Le fait d’avoir proposé devant le président  français que le statut de Cellou Dalein Diallo en tant que chef de file de l’opposition allait être adopté par le parlement, est perçu comme une manœuvre visant à faire diversion, et à faire preuve de bonne figure aux yeux de son hôte. Quand on sait que le chef de l’Etat venait juste de traiter ses opposants de tous les noms d’oiseaux lors d’une conférence de presse qui s’est déroulée à la veille de la visite de François Hollande en Guinée.

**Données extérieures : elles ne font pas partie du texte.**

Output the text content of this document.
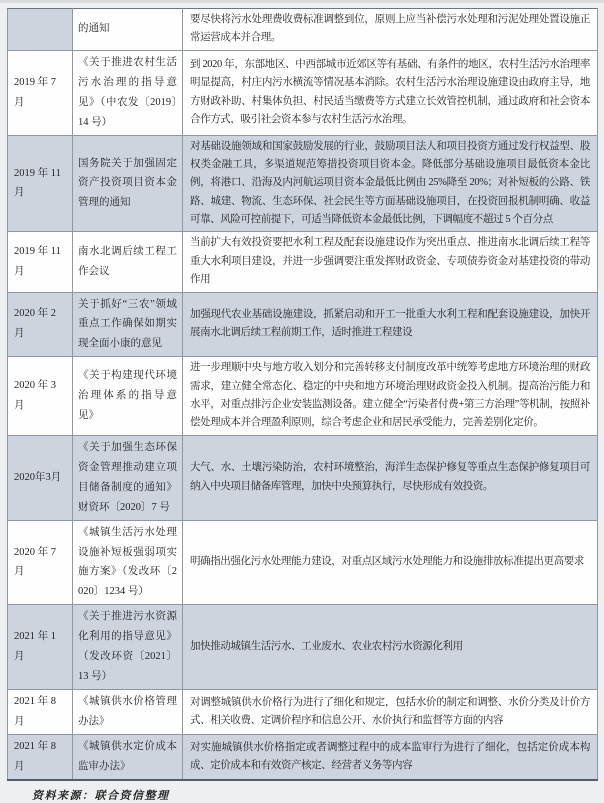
	的通知	要尽快将污水处理费收费标准调整到位，原则上应当补偿污水处理和污泥处理处置设施正常运营成本并合理。
2019 年 7 月	《关于推进农村生活污水治理的指导意见》（中农发〔2019〕14 号）	到 2020 年，东部地区、中西部城市近郊区等有基础、有条件的地区，农村生活污水治理率明显提高，村庄内污水横流等情况基本消除。农村生活污水治理设施建设由政府主导，地方财政补助、村集体负担、村民适当缴费等方式建立长效管控机制，通过政府和社会资本合作方式，吸引社会资本参与农村生活污水治理。
2019 年 11 月	国务院关于加强固定资产投资项目资本金管理的通知	对基础设施领域和国家鼓励发展的行业，鼓励项目法人和项目投资方通过发行权益型、股权类金融工具，多渠道规范筹措投资项目资本金。降低部分基础设施项目最低资本金比例，将港口、沿海及内河航运项目资本金最低比例由 25%降至 20%；对补短板的公路、铁路、城建、物流、生态环保、社会民生等方面基础设施项目，在投资回报机制明确、收益可靠、风险可控前提下，可适当降低资本金最低比例，下调幅度不超过 5 个百分点
2019 年 11 月	南水北调后续工程工作会议	当前扩大有效投资要把水利工程及配套设施建设作为突出重点、推进南水北调后续工程等重大水利项目建设，并进一步强调要注重发挥财政资金、专项债券资金对基建投资的带动作用
2020 年 2 月	关于抓好“三农”领域重点工作确保如期实现全面小康的意见	加强现代农业基础设施建设，抓紧启动和开工一批重大水利工程和配套设施建设，加快开展南水北调后续工程前期工作，适时推进工程建设
2020 年 3 月	《关于构建现代环境治理体系的指导意见》	进一步理顺中央与地方收入划分和完善转移支付制度改革中统筹考虑地方环境治理的财政需求，建立健全常态化、稳定的中央和地方环境治理财政资金投入机制。提高治污能力和水平，对重点排污企业安装监测设备。建立健全“污染者付费+第三方治理”等机制，按照补偿处理成本并合理盈利原则，综合考虑企业和居民承受能力，完善差别化定价。
2020年3月	《关于加强生态环保资金管理推动建立项目储备制度的通知》财资环〔2020〕7 号	大气、水、土壤污染防治，农村环境整治，海洋生态保护修复等重点生态保护修复项目可纳入中央项目储备库管理，加快中央预算执行，尽快形成有效投资。
2020 年 7 月	《城镇生活污水处理设施补短板强弱项实施方案》（发改环〔2020〕1234 号）	明确指出强化污水处理能力建设，对重点区域污水处理能力和设施排放标准提出更高要求
2021 年 1 月	《关于推进污水资源化利用的指导意见》（发改环资〔2021〕13 号）	加快推动城镇生活污水、工业废水、农业农村污水资源化利用
2021 年 8 月	《城镇供水价格管理办法》	对调整城镇供水价格行为进行了细化和规定，包括水价的制定和调整、水价分类及计价方式、相关收费、定调价程序和信息公开、水价执行和监督等方面的内容
2021 年 8 月	《城镇供水定价成本监审办法》	对实施城镇供水价格指定或者调整过程中的成本监审行为进行了细化，包括定价成本构成、定价成本和有效资产核定、经营者义务等内容
资料来源：联合资信整理
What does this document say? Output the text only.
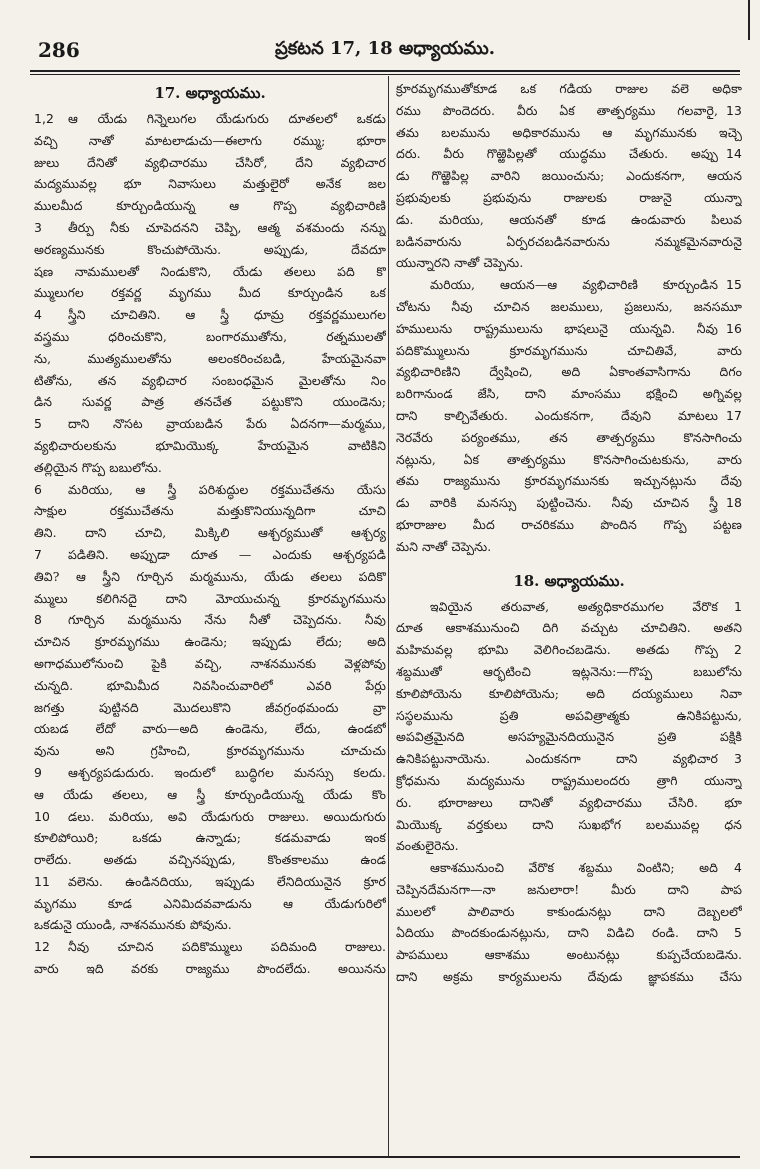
286	ప్రకటన 17, 18 అధ్యాయము.
17. అధ్యాయము.
1,2 ఆ యేడు గిన్నెలుగల యేడుగురు దూతలలో ఒకడు
వచ్చి నాతో మాటలాడుచు—ఈలాగు రమ్ము; భూరా
జులు దేనితో వ్యభిచారము చేసిరో, దేని వ్యభిచార
మద్యమువల్ల భూ నివాసులు మత్తులైరో అనేక జల
ములమీద కూర్చుండియున్న ఆ గొప్ప వ్యభిచారిణి
3 తీర్పు నీకు చూపెదనని చెప్పి, ఆత్మ వశమందు నన్ను
అరణ్యమునకు కొంచుపోయెను. అప్పుడు, దేవదూ
షణ నామములతో నిండుకొని, యేడు తలలు పది కొ
మ్ములుగల రక్తవర్ణ మృగము మీద కూర్చుండిన ఒక
4 స్త్రీని చూచితిని. ఆ స్త్రీ ధూమ్ర రక్తవర్ణములుగల
వస్త్రము ధరించుకొని, బంగారముతోను, రత్నములతో
ను, ముత్యములతోను అలంకరించబడి, హేయమైనవా
టితోను, తన వ్యభిచార సంబంధమైన మైలతోను నిం
డిన సువర్ణ పాత్ర తనచేత పట్టుకొని యుండెను;
5 దాని నొసట వ్రాయబడిన పేరు ఏదనగా—మర్మము,
వ్యభిచారులకును భూమియొక్క హేయమైన వాటికిని
తల్లియైన గొప్ప బబులోను.
6 మరియు, ఆ స్త్రీ పరిశుద్ధుల రక్తముచేతను యేసు
సాక్షుల రక్తముచేతను మత్తుకొనియున్నదిగా చూచి
తిని. దాని చూచి, మిక్కిలి ఆశ్చర్యముతో ఆశ్చర్య
7 పడితిని. అప్పుడా దూత — ఎందుకు ఆశ్చర్యపడి
తివి? ఆ స్త్రీని గూర్చిన మర్మమును, యేడు తలలు పదికొ
మ్ములు కలిగినదై దాని మోయుచున్న క్రూరమృగమును
8 గూర్చిన మర్మమును నేను నీతో చెప్పెదను. నీవు
చూచిన క్రూరమృగము ఉండెను; ఇప్పుడు లేదు; అది
అగాధములోనుంచి పైకి వచ్చి, నాశనమునకు వెళ్లపోవు
చున్నది. భూమిమీద నివసించువారిలో ఎవరి పేర్లు
జగత్తు పుట్టినది మొదలుకొని జీవగ్రంథమందు వ్రా
యబడ లేదో వారు—అది ఉండెను, లేదు, ఉండబో
వును అని గ్రహించి, క్రూరమృగమును చూచుచు
9 ఆశ్చర్యపడుదురు. ఇందులో బుద్ధిగల మనస్సు కలదు.
ఆ యేడు తలలు, ఆ స్త్రీ కూర్చుండియున్న యేడు కొం
10 డలు. మరియు, అవి యేడుగురు రాజులు. అయిదుగురు
కూలిపోయిరి; ఒకడు ఉన్నాడు; కడమవాడు ఇంక
రాలేదు. అతడు వచ్చినప్పుడు, కొంతకాలము ఉండ
11 వలెను. ఉండినదియు, ఇప్పుడు లేనిదియునైన క్రూర
మృగము కూడ ఎనిమిదవవాడును ఆ యేడుగురిలో
ఒకడునై యుండి, నాశనమునకు పోవును.
12 నీవు చూచిన పదికొమ్ములు పదిమంది రాజులు.
వారు ఇది వరకు రాజ్యము పొందలేదు. అయినను
క్రూరమృగముతోకూడ ఒక గడియ రాజుల వలె అధికా
13
రము పొందెదరు. వీరు ఏక తాత్పర్యము గలవారై,
తమ బలమును అధికారమును ఆ మృగమునకు ఇచ్చె
14
దరు. వీరు గొఱ్ఱెపిల్లతో యుద్ధము చేతురు. అప్పు
డు గొఱ్ఱెపిల్ల వారిని జయించును; ఎందుకనగా, ఆయన
ప్రభువులకు ప్రభువును రాజులకు రాజునై యున్నా
డు. మరియు, ఆయనతో కూడ ఉండువారు పిలువ
బడినవారును ఏర్పరచబడినవారును నమ్మకమైనవారునై
యున్నారని నాతో చెప్పెను.
15
మరియు, ఆయన—ఆ వ్యభిచారిణి కూర్చుండిన
చోటను నీవు చూచిన జలములు, ప్రజలును, జనసమూ
16
హములును రాష్ట్రములును భాషలునై యున్నవి. నీవు
పదికొమ్ములును క్రూరమృగమును చూచితివే, వారు
వ్యభిచారిణిని ద్వేషించి, అది ఏకాంతవాసిగాను దిగం
బరిగానుండ జేసి, దాని మాంసము భక్షించి అగ్నివల్ల
17
దాని కాల్చివేతురు. ఎందుకనగా, దేవుని మాటలు
నెరవేరు పర్యంతము, తన తాత్పర్యము కొనసాగించు
నట్లును, ఏక తాత్పర్యము కొనసాగించుటకును, వారు
తమ రాజ్యమును క్రూరమృగమునకు ఇచ్చునట్లును దేవు
18
డు వారికి మనస్సు పుట్టించెను. నీవు చూచిన స్త్రీ
భూరాజుల మీద రాచరికము పొందిన గొప్ప పట్టణ
మని నాతో చెప్పెను.
18. అధ్యాయము.
1
ఇవియైన తరువాత, అత్యధికారముగల వేరొక
దూత ఆకాశమునుంచి దిగి వచ్చుట చూచితిని. అతని
2
మహిమవల్ల భూమి వెలిగించబడెను. అతడు గొప్ప
శబ్దముతో ఆర్భటించి ఇట్లనెను:—గొప్ప బబులోను
కూలిపోయెను కూలిపోయెను; అది దయ్యములు నివా
సస్థలమును ప్రతి అపవిత్రాత్మకు ఉనికిపట్టును,
అపవిత్రమైనది అసహ్యమైనదియునైన ప్రతి పక్షికి
3
ఉనికిపట్టునాయెను. ఎందుకనగా దాని వ్యభిచార
క్రోధమను మద్యమును రాష్ట్రములందరు త్రాగి యున్నా
రు. భూరాజులు దానితో వ్యభిచారము చేసిరి. భూ
మియొక్క వర్తకులు దాని సుఖభోగ బలమువల్ల ధన
వంతులైరెను.
4
ఆకాశమునుంచి వేరొక శబ్దము వింటిని; అది
చెప్పినదేమనగా—నా జనులారా! మీరు దాని పాప
ములలో పాలివారు కాకుండునట్లు దాని దెబ్బలలో
5
ఏదియు పొందకుండునట్లును, దాని విడిచి రండి. దాని
పాపములు ఆకాశము అంటునట్లు కుప్పచేయబడెను.
దాని అక్రమ కార్యములను దేవుడు జ్ఞాపకము చేసు
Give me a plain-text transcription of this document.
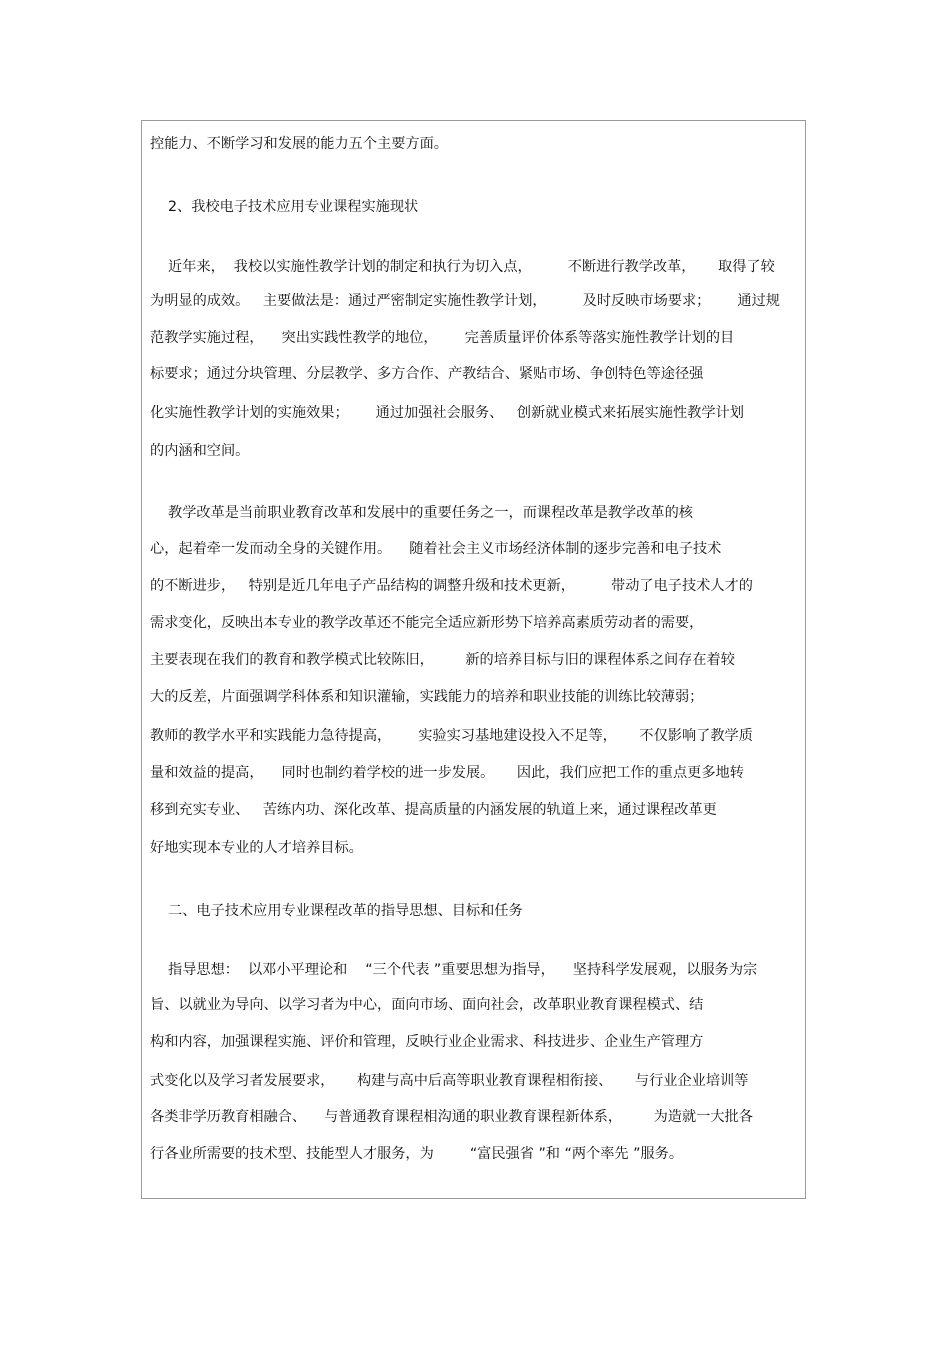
控能力、不断学习和发展的能力五个主要方面。
2、我校电子技术应用专业课程实施现状
近年来，  我校以实施性教学计划的制定和执行为切入点，        不断进行教学改革，     取得了较
为明显的成效。   主要做法是：通过严密制定实施性教学计划，        及时反映市场要求；      通过规
范教学实施过程，    突出实践性教学的地位，      完善质量评价体系等落实施性教学计划的目
标要求；通过分块管理、分层教学、多方合作、产教结合、紧贴市场、争创特色等途径强
化实施性教学计划的实施效果；      通过加强社会服务、   创新就业模式来拓展实施性教学计划
的内涵和空间。
教学改革是当前职业教育改革和发展中的重要任务之一，而课程改革是教学改革的核
心，起着牵一发而动全身的关键作用。    随着社会主义市场经济体制的逐步完善和电子技术
的不断进步，   特别是近几年电子产品结构的调整升级和技术更新，        带动了电子技术人才的
需求变化，反映出本专业的教学改革还不能完全适应新形势下培养高素质劳动者的需要，
主要表现在我们的教育和教学模式比较陈旧，       新的培养目标与旧的课程体系之间存在着较
大的反差，片面强调学科体系和知识灌输，实践能力的培养和职业技能的训练比较薄弱；
教师的教学水平和实践能力急待提高，      实验实习基地建设投入不足等，     不仅影响了教学质
量和效益的提高，    同时也制约着学校的进一步发展。     因此，我们应把工作的重点更多地转
移到充实专业、   苦练内功、深化改革、提高质量的内涵发展的轨道上来，通过课程改革更
好地实现本专业的人才培养目标。
二、电子技术应用专业课程改革的指导思想、目标和任务
指导思想：  以邓小平理论和    “三个代表 ”重要思想为指导，    坚持科学发展观，以服务为宗
旨、以就业为导向、以学习者为中心，面向市场、面向社会，改革职业教育课程模式、结
构和内容，加强课程实施、评价和管理，反映行业企业需求、科技进步、企业生产管理方
式变化以及学习者发展要求，     构建与高中后高等职业教育课程相衔接、     与行业企业培训等
各类非学历教育相融合、    与普通教育课程相沟通的职业教育课程新体系，       为造就一大批各
行各业所需要的技术型、技能型人才服务，为        “富民强省 ”和 “两个率先 ”服务。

Certains analystes au fait de la chose juridique disent que la constitution guinéenne ne prévoit nulle part dans ses articles un tel statut. Ce qui n’écarte pas le fait qu’une loi organique puisse néanmoins être votée pour combler ce vide juridique. Maintenant que c’est dit par le président lui-même, ce sera fait. Seulement le fait d’attendre la présence d’un hôte de cette marque qu’est Hollande pour faire une telle annonce ne pourra paraître aux yeux des gens que comme une démarche entreprise à contre cœur. Une façon de calmer la tempête après la sortie musclée de la semaine dernière lors de laquelle l’opposition a reçu un véritable savon. « Des nains politiques, de petits rigolos et de petits comptables », tels étaient entre autres les vocables employés pour qualifier les opposants.  Mais au sein de l’opposition la lecture qu’on y  fait est aussi celle de vouloir les diviser. Le pouvoir tenterait ainsi coûte que coûte à rompre l’alliance qui unit l’UFDG et l’UFR. Les deux principaux partis de l’opposition. Une telle scission ne pourrait que mettre de l’eau au moulin de la mouvance présidentielle dans la perspective de la présidentielle de 2015.  Surtout  que déjà, la question de candidature unique qui est en train de saper l’entente au sein de cette alliance ferait des heureux au sein de la mouvance.